Just a few days prior, we selfishly begged her to keep fighting, in spite of her imminent need for a miracle. She didn’t even have health insurance. I thought about the cadence of her vitals sign monitor. Her monitor wires looked a lot like the video game wires she used to fuss at my siblings and me for leaving out.
Up to that moment, she had exclusively been a mother, wife, and sister who took care of everyone. We didn’t allow her to be anything else. And then I thought about how isolating that must have been. Or how normal that must have been for her. Before my mother became a legal adult, she had been a mother. Before that, she was an orphan. Both her parents died of heart failure before she graduated high school. She rarely spoke of them.
They’re both buried in an old ‘colored’ cemetery in rural Southeast Texas. My mother’s margin for error was almost non-existent. She had to be perfect or her children would bear the fruits of her failure. Every part of herself that she dreamt of exploring had to be placed in a queue. I wonder what her childhood was like.
She once told me a story of how she only got two pairs of shoes a year. One pair for school and the other for church. When she wanted to play outside, she did so barefoot. I wonder what she wanted to be when she was a little girl. She was an exceptional cook. Perhaps she could have been an executive chef for one of those pretentious restaurants with an obscure name. Or better yet, the owner of one of those restaurants.

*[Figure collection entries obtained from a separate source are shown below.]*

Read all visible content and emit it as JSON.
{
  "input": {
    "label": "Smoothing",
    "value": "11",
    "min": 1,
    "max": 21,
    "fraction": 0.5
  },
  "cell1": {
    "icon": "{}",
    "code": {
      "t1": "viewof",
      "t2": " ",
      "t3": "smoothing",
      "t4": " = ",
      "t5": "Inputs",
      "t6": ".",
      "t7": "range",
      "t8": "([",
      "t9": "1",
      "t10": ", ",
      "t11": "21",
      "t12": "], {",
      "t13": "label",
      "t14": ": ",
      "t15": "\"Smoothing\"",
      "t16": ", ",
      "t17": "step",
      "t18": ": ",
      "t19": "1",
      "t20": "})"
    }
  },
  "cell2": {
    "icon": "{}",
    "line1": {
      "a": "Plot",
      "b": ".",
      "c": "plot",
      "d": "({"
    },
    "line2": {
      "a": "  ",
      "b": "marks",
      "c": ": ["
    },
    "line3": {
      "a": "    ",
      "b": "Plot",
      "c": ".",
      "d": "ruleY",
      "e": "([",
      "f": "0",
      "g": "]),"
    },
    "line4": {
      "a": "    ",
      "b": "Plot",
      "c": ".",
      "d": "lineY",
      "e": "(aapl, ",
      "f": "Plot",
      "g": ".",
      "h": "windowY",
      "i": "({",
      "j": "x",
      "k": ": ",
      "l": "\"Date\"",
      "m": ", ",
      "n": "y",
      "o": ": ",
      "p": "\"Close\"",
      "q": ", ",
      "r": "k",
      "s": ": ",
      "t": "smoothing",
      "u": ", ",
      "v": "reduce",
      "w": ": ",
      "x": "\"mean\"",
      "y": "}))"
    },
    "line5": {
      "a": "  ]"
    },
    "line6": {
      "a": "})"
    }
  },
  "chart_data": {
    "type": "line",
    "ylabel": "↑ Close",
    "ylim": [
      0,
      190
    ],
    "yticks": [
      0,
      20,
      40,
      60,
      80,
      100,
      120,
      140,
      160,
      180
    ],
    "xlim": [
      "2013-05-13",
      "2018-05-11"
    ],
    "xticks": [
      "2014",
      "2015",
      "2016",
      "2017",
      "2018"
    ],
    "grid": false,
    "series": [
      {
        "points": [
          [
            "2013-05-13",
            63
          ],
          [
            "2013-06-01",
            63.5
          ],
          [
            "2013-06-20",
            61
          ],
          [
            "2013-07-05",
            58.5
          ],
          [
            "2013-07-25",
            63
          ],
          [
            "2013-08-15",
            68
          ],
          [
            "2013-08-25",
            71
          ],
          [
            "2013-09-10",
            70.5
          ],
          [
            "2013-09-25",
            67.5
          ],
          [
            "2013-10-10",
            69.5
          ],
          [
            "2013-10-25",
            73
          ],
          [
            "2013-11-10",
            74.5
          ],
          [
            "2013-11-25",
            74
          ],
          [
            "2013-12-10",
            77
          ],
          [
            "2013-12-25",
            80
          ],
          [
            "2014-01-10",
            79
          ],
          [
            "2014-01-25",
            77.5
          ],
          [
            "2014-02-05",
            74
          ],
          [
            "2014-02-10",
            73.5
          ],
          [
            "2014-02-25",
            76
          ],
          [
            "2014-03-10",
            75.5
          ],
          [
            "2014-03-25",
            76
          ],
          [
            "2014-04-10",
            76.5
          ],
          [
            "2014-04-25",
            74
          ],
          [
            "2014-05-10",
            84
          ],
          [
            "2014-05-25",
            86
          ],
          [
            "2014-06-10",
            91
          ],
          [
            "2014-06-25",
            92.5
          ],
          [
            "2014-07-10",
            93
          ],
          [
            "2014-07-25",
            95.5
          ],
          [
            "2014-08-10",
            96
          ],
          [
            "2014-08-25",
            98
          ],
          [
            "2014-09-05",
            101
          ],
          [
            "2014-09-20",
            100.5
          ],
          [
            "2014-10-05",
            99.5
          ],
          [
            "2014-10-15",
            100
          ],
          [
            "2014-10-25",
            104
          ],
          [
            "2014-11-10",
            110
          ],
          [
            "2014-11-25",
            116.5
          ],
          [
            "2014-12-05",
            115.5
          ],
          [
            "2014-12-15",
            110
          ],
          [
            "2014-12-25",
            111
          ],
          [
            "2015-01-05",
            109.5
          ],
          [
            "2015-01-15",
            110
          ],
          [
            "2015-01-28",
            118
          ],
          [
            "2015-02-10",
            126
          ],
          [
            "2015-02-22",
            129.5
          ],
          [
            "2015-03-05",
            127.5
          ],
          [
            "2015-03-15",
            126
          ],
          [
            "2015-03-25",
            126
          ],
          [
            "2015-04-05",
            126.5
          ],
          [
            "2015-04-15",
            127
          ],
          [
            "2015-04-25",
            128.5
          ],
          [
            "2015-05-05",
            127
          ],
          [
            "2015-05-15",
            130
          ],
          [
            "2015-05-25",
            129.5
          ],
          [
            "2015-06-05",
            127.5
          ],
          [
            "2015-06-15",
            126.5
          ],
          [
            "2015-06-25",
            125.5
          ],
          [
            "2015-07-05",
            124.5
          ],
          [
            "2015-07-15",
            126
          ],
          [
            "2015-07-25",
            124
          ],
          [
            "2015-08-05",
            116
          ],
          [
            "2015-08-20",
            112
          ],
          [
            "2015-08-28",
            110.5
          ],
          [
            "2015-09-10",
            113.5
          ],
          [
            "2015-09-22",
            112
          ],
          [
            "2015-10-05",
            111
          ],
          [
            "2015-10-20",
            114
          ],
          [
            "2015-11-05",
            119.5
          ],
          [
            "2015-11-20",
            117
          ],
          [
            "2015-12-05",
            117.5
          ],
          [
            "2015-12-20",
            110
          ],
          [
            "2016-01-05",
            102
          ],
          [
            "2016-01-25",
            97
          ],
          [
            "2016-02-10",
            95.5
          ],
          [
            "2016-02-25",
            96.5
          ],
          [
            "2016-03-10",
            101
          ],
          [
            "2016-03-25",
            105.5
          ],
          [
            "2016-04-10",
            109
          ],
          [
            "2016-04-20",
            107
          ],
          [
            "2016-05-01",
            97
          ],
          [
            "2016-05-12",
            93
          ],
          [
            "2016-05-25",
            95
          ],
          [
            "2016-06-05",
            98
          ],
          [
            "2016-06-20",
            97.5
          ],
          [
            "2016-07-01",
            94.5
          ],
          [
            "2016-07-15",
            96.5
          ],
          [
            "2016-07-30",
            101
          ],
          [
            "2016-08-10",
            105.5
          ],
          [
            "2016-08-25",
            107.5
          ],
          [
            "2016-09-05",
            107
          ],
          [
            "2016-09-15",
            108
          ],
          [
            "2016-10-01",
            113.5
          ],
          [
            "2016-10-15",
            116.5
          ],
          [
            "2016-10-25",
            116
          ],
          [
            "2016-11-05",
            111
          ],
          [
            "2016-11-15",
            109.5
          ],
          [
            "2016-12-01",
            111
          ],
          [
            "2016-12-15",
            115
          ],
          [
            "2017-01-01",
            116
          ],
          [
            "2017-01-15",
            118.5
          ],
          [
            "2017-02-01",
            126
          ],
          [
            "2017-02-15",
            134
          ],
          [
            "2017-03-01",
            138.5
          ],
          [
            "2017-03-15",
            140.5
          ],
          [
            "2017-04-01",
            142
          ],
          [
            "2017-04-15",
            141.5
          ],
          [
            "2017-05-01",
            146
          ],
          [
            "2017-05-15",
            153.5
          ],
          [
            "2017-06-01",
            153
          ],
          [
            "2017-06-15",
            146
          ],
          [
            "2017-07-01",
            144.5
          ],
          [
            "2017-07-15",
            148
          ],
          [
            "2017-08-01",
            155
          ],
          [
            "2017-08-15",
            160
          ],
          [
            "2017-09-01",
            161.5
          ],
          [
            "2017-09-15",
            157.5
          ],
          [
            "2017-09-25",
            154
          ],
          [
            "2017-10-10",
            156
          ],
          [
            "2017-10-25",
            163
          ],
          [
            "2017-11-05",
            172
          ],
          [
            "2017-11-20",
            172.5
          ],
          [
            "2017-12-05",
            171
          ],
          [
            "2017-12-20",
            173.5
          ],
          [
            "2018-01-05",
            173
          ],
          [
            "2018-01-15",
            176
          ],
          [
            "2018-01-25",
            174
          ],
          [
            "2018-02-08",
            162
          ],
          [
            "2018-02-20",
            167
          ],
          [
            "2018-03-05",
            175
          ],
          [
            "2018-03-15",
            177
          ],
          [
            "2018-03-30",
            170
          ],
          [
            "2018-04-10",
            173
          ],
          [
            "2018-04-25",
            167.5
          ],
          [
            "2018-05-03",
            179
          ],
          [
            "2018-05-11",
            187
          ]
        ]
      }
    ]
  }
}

I even wonder about the men she loved before my father, if there were any. I try imagining the places she dreamed of traveling. She didn’t get out much. Her free time was reserved for rest and tending to her massive ivy plants.
But most of the time I find myself thinking back to the quiet moments that held us together. This has only led to more questions. Did she even like being a mother? Was I her favorite or was I just easier to love? Did she really believe someone could get struck by lightning while talking on the phone during a thunderstorm?

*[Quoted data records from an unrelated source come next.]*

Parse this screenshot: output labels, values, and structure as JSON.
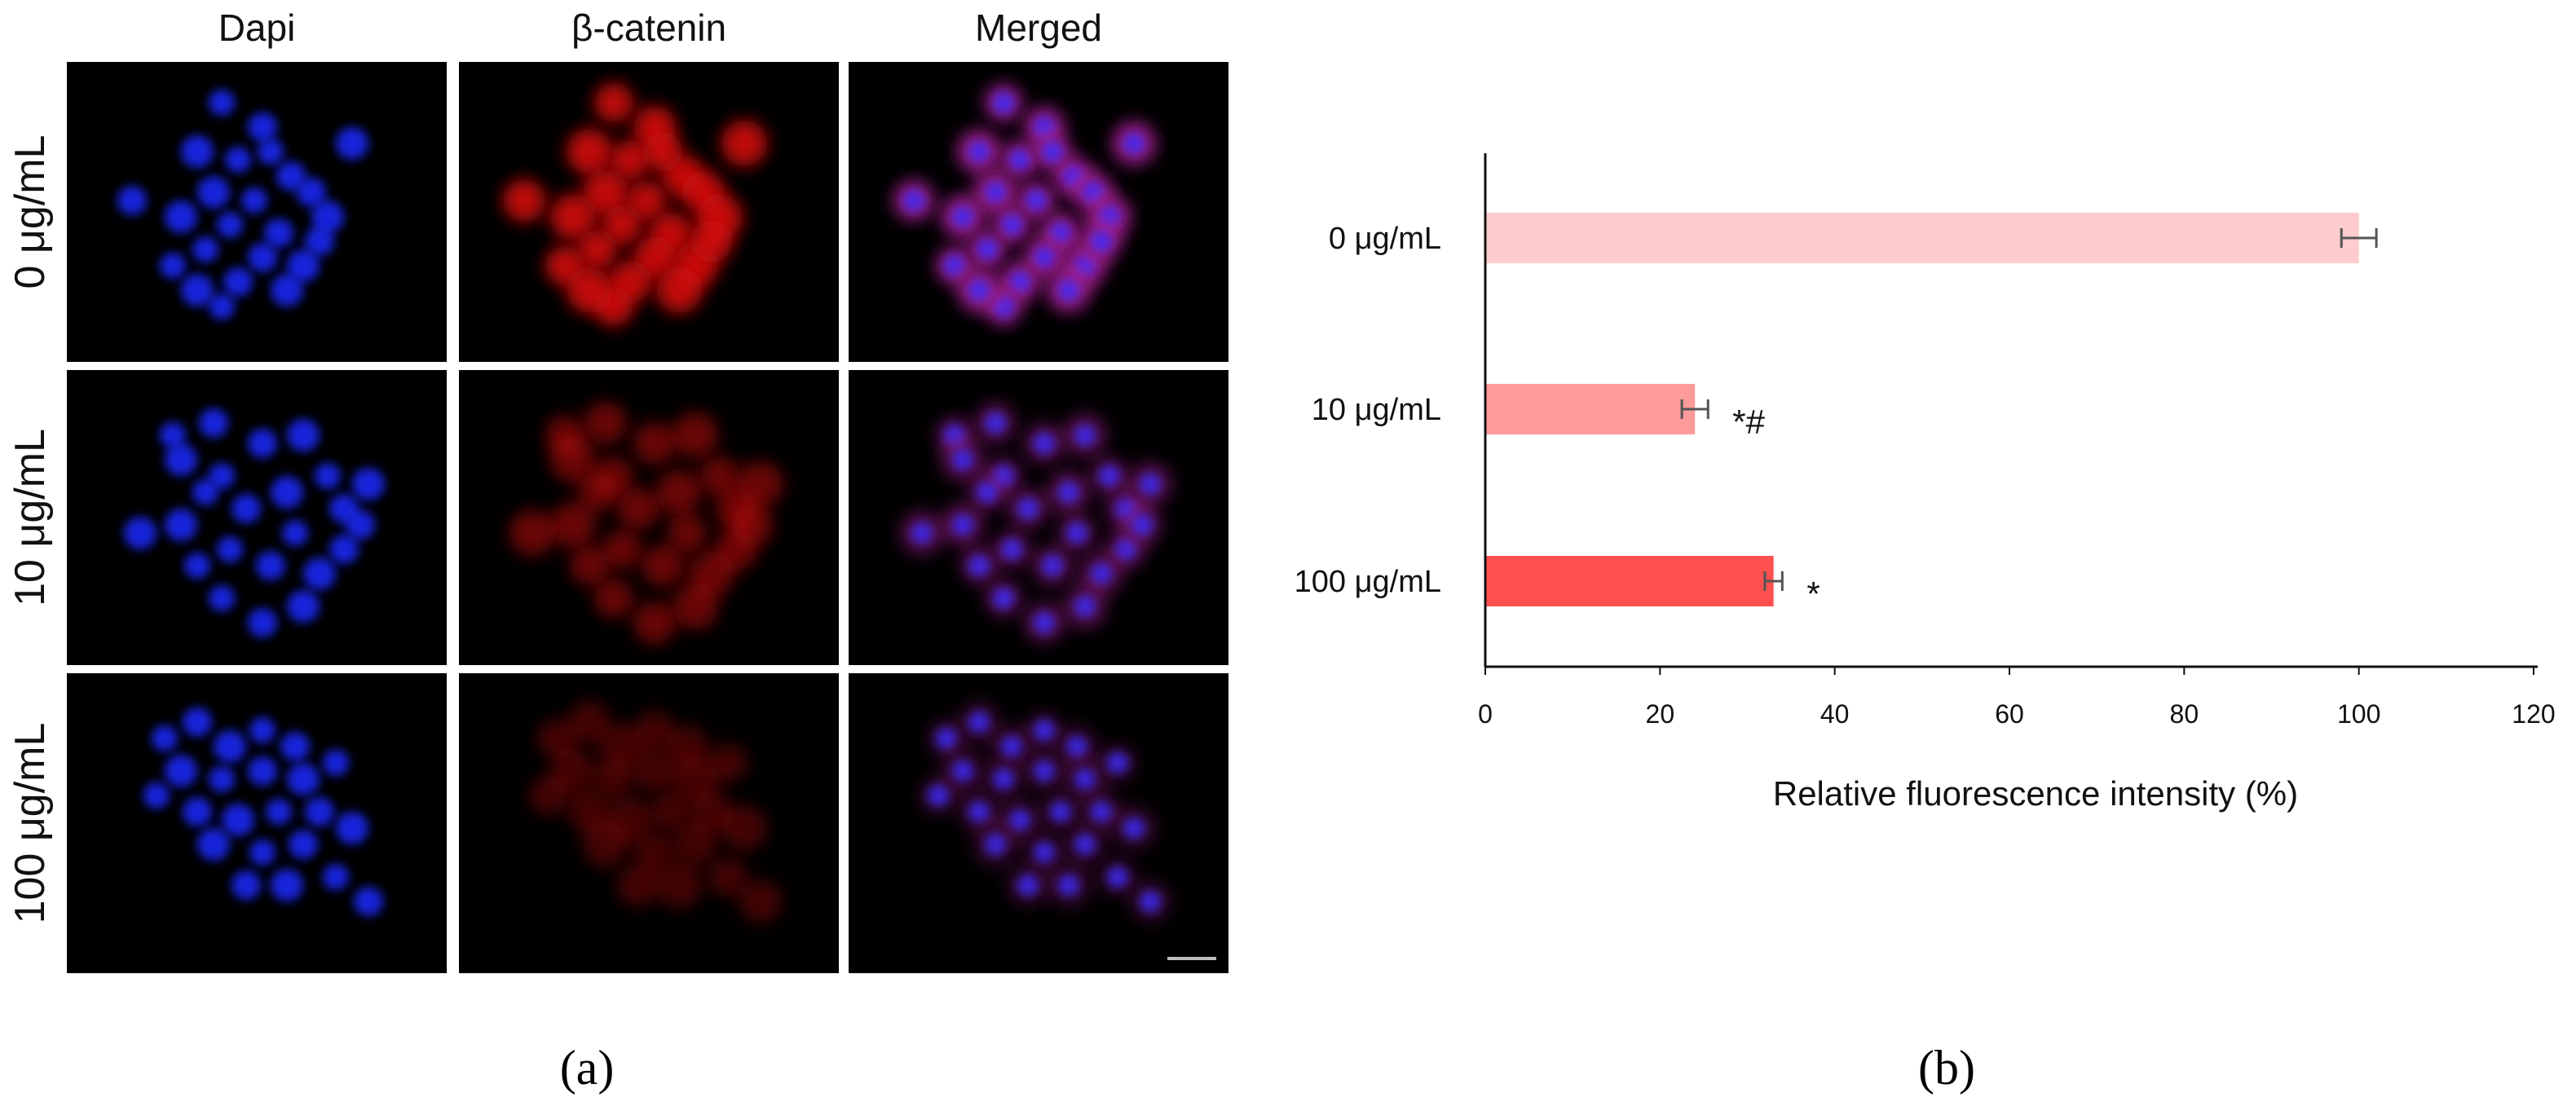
{
  "panel_a": {
    "letter": "(a)",
    "columns": [
      "Dapi",
      "β-catenin",
      "Merged"
    ],
    "rows": [
      "0 μg/mL",
      "10 μg/mL",
      "100 μg/mL"
    ]
  },
  "panel_b": {
    "letter": "(b)"
  },
  "chart_data": {
    "type": "bar",
    "orientation": "horizontal",
    "categories": [
      "0 μg/mL",
      "10 μg/mL",
      "100 μg/mL"
    ],
    "values": [
      100,
      24,
      33
    ],
    "errors": [
      2,
      1.5,
      1
    ],
    "annotations": [
      "",
      "*#",
      "*"
    ],
    "colors": [
      "#fecccc",
      "#fe9a9a",
      "#ff5050"
    ],
    "xlabel": "Relative fluorescence intensity (%)",
    "xlim": [
      0,
      120
    ],
    "xticks": [
      0,
      20,
      40,
      60,
      80,
      100,
      120
    ],
    "grid": false
  }
}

Why did she spell Terrance with an ‘a’ instead of an ‘e’? And did our puppy really run away? I know well enough to know that the dead don’t answer questions. Or pick out their makeup for their funeral.
Some years back, I went through some of my mother’s belongings that she kept in an antique cupboard she inherited from her mother. I was hoping to find something that would show me who she was. Perhaps a journal or something.

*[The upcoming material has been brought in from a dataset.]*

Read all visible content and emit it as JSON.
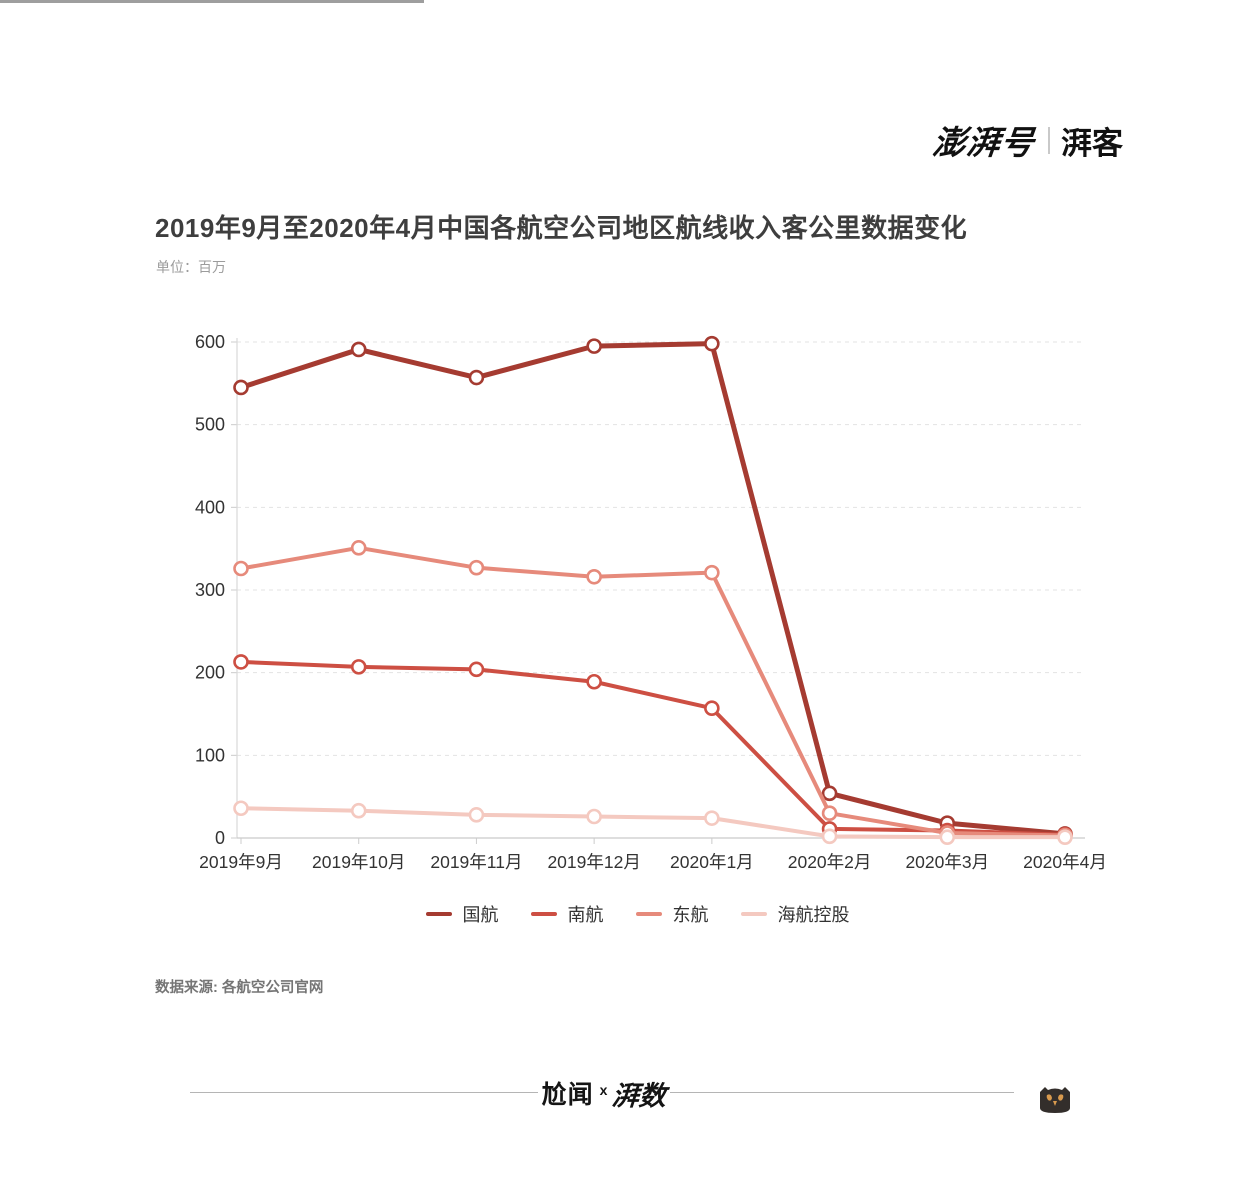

What I found was a vinyl record collection, a few of her college algebra tests, and a cheap beaded bracelet. One of the vinyls was “Richard Pryor’s Greatest Hits.” My mother liked Richard Pryor? I thought, surprised. What was her favorite joke? I bet you it’s the one about when he thought he woke up in the wrong heaven. That’s my favorite. I later went on to purchase a record player of my own. I found a sweet deal at a local second hand shop.
When I went through her algebra tests, my eyebrows peaked in interest. I found a strange comfort in her failing grades because just like me, she was terrible with numbers, too. The bracelet was just a bracelet. I lost it years ago.
Those items, that might have been insignificant in another time, are priceless relics of my mother’s existence. I’ve accepted that I may never know anything else about my mother other than she gave everyone she loved the very best parts of herself. Even when it was to her own detriment.
Every hope and dream she had for herself was buried deep in the essence of the people she loved. I suppose that’s motherhood. But it doesn’t seem fair or worth it.
Some nights I cry. Not just for my mother, but also for the woman in the casket who didn’t look like anyone.
This year will mark nine years since my mother became the woman in the casket, who ultimately became the woman I was dying to know. I’ve never felt closer to her.